Un recuerdo del Colegio del Pilar para preparar la Semana Santa

Colegio Nuestra Señora del Pilar

Colegio de Nuestra Señora del Pilar

Al rey de las virtudes, / pesada losa encierra; / pero feliz la tierra / ya canta salvación

José María Hernández Garnica hizo sus estudios primarios y de bachillerato en el Colegio de Nuestra Señora del Pilar, en Madrid, que regentaban con altura académica y moral los Hermanos Marianistas. En él coincidiría con Álvaro del Portillo, vecinos de la misma calle, Conde de Aranda.

José María Hernández Garnica

José María Hernández Garnica

El Colegio gozaba de un merecido prestigio. El estilo pedagógico de los Marianistas se caracterizaba por el respeto al alumno, al que se procuraba inculcar una disciplina “ligera e interiorizada”. Las palabras evangélicas “la verdad os hará libres”, constituían el lema que los chicos encontraban escrito en grandes caracteres, cada día, al acceder a las aulas.

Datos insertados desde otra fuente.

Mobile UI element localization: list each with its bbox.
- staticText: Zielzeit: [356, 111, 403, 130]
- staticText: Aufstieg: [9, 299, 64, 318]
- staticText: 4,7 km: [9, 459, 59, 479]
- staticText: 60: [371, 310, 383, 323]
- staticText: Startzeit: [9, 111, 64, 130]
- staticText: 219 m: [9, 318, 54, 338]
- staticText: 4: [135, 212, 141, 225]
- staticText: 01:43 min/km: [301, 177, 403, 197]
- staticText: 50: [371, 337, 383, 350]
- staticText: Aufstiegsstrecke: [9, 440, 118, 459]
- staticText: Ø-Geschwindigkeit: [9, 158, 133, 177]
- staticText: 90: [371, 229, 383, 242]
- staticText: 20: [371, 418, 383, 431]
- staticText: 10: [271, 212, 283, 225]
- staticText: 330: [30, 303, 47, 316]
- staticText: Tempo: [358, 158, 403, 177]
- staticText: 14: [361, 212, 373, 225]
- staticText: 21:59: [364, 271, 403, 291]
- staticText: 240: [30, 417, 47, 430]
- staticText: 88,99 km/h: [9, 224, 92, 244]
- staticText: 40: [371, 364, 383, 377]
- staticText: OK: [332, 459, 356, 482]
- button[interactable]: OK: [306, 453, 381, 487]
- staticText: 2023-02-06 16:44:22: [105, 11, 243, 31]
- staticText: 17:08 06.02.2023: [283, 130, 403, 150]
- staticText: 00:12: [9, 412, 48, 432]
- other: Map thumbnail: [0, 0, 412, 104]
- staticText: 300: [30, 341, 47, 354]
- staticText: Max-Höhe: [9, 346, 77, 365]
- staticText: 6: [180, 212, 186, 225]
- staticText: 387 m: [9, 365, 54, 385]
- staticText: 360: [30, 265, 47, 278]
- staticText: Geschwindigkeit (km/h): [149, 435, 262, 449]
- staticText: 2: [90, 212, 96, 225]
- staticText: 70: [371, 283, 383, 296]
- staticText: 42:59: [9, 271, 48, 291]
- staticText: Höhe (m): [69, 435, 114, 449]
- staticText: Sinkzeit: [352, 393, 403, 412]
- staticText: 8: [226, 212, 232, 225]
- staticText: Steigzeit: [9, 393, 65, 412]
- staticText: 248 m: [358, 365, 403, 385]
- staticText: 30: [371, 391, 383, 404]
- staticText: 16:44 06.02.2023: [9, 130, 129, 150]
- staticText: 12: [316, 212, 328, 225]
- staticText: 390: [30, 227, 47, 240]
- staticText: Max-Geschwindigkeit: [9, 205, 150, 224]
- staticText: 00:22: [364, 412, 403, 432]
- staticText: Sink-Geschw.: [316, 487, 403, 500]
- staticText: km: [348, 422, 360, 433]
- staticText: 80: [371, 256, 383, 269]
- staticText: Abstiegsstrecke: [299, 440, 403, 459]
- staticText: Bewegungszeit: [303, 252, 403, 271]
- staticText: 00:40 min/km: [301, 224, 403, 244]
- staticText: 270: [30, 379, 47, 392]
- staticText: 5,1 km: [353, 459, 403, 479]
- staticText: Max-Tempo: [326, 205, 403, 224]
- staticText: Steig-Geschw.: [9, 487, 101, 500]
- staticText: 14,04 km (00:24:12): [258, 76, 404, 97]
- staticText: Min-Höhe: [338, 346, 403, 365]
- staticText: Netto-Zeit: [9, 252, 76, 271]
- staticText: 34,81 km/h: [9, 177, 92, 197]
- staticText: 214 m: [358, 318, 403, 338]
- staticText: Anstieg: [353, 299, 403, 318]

El centro educativo se enorgullecía de ofrecer una educación “moderna”, que buscaba potenciar la “armonía entre el cuerpo y el alma”. La formación religiosa era esmerada: misa con plática entre semana, rosario los sábados, la práctica de los primeros viernes, etc. También se fomentaban la confesión y la comunión semanales. Y, de modo muy especial, el amor a la Virgen María. Las Congregaciones, consideradas por los Marianistas como el motor y la fuerza del Colegio, tenían una presencia muy visible y se celebraba cada año con gran solemnidad la fiesta de la Virgen del Pilar.

Álvaro del Portillo, 12-V-1921

Álvaro del Portillo, 12-V-1921

Otra manifestación de fervor que se difundía entre los alumnos del Pilar era el Via Crucis. Muchos años más tarde, Mons. del Portillo recordaba que en el texto que se seguía en el colegio, «en la última estación, la Sepultura del Señor, repetíamos unos versos muy malos, pero que ayudaban a remover el alma; a mí me siguen removiendo. Dice esa letra: Al rey de las virtudes, / pesada losa encierra; / pero feliz la tierra / ya canta salvación. Así es. Dios muere, para que nosotros vivamos; es sepultado, para que nosotros podamos llegar a todas partes. Por eso la tierra canta feliz la salvación».

cfr. Álvaro del Portillo. Un hombre fiel. Javier Medina, Ed. Rialb, 2013 y Roturando los caminos. José Carlos Martín de la Hoz, Ed. Palabra, 2012.